Clearly, both teams are most likely not going to agree on sharing one implementation soon.

I see frightened people screaming and yelling after I just said that. That’s not necessary. See, guys, dear users, we developers do talk with each other at conferences. We love each other! We love competing! Competing makes both sides better and sharper. Don’t you sometimes do friendly competition with your partner?

With a good specification, we could (and eventually would too) compete on implementation. It’s like agreeing on the rules of a game of Pool with your partner. Or bowling.

That is why I told those students to focus on a very good D-BUS spec. Perhaps do a proof of concept initial implementation to proof test your new D-BUS protocol?

Doing things in parallel, downloading messages while getting summary

A little bit more technical … some people like that, others don’t.

Today I did a cute hack on the embedded camel of Tinymail, camel-lite: I altered the camel_folder_get_message implementation in such a way that it would create a new CamelImapStore instance.

The CamelImapStore is a type that derives from CamelService and holds the connection lock. It also has the pointers to two CamelStreams who represent the access to the socket filedescriptor. That is your connection with the IMAP server. The CamelStream abstracts away SSL and yadi yada but the principle is the same: it’s the store that can only perform one procedure simultaneously in Camel (and therefore, also in Evolution).
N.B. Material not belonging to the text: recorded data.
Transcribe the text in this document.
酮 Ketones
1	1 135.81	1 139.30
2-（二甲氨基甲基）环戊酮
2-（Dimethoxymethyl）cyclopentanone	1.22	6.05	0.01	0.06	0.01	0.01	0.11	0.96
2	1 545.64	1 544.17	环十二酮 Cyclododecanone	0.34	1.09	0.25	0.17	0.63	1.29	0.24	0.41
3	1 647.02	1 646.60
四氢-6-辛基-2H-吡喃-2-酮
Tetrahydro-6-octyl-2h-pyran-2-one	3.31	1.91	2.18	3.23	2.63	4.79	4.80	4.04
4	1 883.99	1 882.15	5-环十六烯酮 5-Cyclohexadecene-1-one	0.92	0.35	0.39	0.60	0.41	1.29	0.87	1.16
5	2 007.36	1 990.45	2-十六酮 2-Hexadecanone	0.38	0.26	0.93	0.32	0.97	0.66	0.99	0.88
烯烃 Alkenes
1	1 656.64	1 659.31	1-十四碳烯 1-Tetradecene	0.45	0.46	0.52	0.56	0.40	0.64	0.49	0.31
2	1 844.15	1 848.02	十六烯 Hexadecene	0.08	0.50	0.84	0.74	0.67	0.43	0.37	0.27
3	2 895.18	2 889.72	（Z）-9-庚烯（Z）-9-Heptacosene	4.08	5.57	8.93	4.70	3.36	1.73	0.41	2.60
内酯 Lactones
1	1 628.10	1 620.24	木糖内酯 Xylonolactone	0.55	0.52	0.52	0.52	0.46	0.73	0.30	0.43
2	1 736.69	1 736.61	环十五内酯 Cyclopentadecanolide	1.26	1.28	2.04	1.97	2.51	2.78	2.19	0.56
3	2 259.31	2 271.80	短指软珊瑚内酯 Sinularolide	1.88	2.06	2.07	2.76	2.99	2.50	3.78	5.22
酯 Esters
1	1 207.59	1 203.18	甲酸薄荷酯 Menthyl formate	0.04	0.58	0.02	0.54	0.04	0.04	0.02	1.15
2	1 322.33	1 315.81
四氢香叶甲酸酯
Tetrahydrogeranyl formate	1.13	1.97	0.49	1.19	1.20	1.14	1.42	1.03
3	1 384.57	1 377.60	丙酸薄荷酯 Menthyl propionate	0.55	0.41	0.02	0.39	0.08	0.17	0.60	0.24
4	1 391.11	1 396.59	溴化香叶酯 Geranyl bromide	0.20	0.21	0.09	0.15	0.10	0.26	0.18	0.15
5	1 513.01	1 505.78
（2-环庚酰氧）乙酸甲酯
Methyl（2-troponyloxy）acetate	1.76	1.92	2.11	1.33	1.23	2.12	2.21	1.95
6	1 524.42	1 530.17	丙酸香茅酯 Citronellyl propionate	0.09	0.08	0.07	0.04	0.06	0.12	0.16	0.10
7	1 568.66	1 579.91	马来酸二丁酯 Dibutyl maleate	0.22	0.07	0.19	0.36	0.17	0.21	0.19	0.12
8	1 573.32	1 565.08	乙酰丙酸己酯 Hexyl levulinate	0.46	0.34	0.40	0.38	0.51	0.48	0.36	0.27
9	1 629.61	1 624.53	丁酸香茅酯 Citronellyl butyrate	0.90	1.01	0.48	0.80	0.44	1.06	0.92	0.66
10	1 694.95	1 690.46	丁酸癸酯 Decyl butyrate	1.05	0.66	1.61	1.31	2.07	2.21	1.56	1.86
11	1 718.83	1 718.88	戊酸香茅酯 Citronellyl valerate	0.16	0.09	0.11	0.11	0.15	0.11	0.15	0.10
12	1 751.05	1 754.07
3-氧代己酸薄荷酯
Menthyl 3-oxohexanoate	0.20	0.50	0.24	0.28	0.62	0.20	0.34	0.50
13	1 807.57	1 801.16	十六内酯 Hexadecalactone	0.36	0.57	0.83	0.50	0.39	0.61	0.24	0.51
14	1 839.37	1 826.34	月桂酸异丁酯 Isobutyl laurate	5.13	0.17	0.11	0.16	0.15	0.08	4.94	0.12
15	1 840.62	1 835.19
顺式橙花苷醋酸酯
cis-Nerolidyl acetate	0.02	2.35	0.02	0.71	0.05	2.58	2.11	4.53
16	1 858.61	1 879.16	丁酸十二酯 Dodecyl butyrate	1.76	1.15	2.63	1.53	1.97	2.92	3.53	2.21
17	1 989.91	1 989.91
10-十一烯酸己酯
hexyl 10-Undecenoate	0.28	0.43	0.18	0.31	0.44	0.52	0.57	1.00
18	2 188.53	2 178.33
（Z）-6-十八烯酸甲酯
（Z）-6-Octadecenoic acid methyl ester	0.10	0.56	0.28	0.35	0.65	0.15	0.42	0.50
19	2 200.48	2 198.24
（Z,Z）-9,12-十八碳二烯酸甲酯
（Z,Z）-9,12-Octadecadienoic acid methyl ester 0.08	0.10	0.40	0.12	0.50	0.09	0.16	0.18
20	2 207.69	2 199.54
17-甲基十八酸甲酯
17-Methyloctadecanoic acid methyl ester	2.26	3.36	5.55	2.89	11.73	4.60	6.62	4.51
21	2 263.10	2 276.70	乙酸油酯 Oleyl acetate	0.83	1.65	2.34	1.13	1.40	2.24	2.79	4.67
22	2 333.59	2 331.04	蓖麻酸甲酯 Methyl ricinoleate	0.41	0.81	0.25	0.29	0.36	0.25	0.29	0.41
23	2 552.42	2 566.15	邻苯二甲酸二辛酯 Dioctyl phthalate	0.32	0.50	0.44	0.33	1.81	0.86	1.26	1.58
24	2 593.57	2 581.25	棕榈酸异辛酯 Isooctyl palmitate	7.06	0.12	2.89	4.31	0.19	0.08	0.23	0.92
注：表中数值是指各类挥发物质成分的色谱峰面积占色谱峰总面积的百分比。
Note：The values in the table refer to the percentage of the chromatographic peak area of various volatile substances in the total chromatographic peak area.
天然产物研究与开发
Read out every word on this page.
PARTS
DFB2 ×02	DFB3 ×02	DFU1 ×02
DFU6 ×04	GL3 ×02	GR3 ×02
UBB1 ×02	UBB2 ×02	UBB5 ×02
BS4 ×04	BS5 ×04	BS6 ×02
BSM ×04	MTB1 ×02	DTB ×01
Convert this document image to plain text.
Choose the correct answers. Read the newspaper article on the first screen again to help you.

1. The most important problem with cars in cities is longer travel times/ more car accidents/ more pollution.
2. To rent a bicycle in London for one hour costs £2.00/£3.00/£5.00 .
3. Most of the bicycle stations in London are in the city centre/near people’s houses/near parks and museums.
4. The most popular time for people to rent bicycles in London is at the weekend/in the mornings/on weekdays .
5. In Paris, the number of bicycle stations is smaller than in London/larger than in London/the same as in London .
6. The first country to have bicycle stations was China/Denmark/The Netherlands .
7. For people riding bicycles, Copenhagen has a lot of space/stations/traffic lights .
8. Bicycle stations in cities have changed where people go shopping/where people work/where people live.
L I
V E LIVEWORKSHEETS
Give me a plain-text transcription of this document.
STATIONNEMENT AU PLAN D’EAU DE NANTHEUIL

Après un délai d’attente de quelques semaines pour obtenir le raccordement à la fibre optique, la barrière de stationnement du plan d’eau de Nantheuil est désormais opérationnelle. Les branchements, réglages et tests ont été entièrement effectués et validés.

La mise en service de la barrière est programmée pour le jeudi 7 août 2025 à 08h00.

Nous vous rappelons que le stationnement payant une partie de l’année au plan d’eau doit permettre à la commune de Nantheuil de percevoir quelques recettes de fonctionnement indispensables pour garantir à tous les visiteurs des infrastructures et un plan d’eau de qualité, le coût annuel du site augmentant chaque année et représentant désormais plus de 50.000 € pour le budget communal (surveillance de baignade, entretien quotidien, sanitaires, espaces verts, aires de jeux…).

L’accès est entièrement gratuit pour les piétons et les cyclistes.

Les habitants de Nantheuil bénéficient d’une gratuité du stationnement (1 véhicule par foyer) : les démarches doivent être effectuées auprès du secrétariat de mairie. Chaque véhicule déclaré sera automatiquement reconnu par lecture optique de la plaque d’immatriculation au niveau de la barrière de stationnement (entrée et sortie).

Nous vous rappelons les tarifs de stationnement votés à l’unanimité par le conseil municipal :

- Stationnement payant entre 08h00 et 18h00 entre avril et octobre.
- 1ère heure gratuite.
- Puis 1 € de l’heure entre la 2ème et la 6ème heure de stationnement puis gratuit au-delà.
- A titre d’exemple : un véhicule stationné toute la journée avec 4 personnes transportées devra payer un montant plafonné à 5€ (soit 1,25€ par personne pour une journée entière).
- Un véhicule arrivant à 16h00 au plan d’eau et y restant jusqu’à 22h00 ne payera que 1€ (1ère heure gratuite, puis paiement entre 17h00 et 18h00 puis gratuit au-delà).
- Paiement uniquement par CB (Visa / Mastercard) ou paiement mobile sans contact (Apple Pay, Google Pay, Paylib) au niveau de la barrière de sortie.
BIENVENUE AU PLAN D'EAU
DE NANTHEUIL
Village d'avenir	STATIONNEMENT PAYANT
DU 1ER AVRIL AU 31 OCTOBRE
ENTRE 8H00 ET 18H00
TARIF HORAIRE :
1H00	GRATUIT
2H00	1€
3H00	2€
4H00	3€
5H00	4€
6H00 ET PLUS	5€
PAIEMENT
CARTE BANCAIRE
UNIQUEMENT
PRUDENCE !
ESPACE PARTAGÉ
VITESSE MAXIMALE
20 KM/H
In Camel this meant a lot of locking. Regretfully isn’t the IMAP implementation very fine grained in its locking (and actually, it sucks a little bit). Nor does the IMAP implementation do pipelining or any other such neat tricks. It’s a simple “lock, send query and fetch result, unlock”-concept put in practice. I have broken up some procedures, like getting the summary, into smaller queries: by looping until I have all of the summary. During that loop, the locks get unlocked. A get-message would therefore, in theory, get a chance to occur while the loop is happening in another thread.

That theory actually does work in practice. However, it was a little bit difficult to get it to behave absolutely correct. On top of that is Camel’s “design” far from perfect. Therefore in stead of endlessly trying to get it correct, I decided to make the decision and do a proof of concept that basically creates a new connection each time you download a message and store it locally in the cache.

The final idea for all this is to have a flexible queue mechanism that, for E-mail clients that want this functionality, will in the background download (new) messages while getting summary in parallel. While if the user clicks a message, while summary is being received or after it, the queue will get a high priority item added that will first download the clicked message and display it in the message view component.

I know that this is the core of a lot of E-mail clients. It’s exactly what I want tinymail to provide within the framework, as yet another component.

Next to that I will also implement a folder observer that will act on Push E-mail events by putting the request for getting the new E-mail on the queue. All of this will of course be optional behavior: on a GPRS network you specifically don’t want to retrieve all (new) messages. That would consume shitloads of bandwidth and would cost you a lot of money. But before going offline, you might want to ask your E-mail client to do indeed get all the messages and put them in the offline cache? While it’s doing this, you still want to work normally. And why not? Exactly. That’s why the second connection proof of concept was done.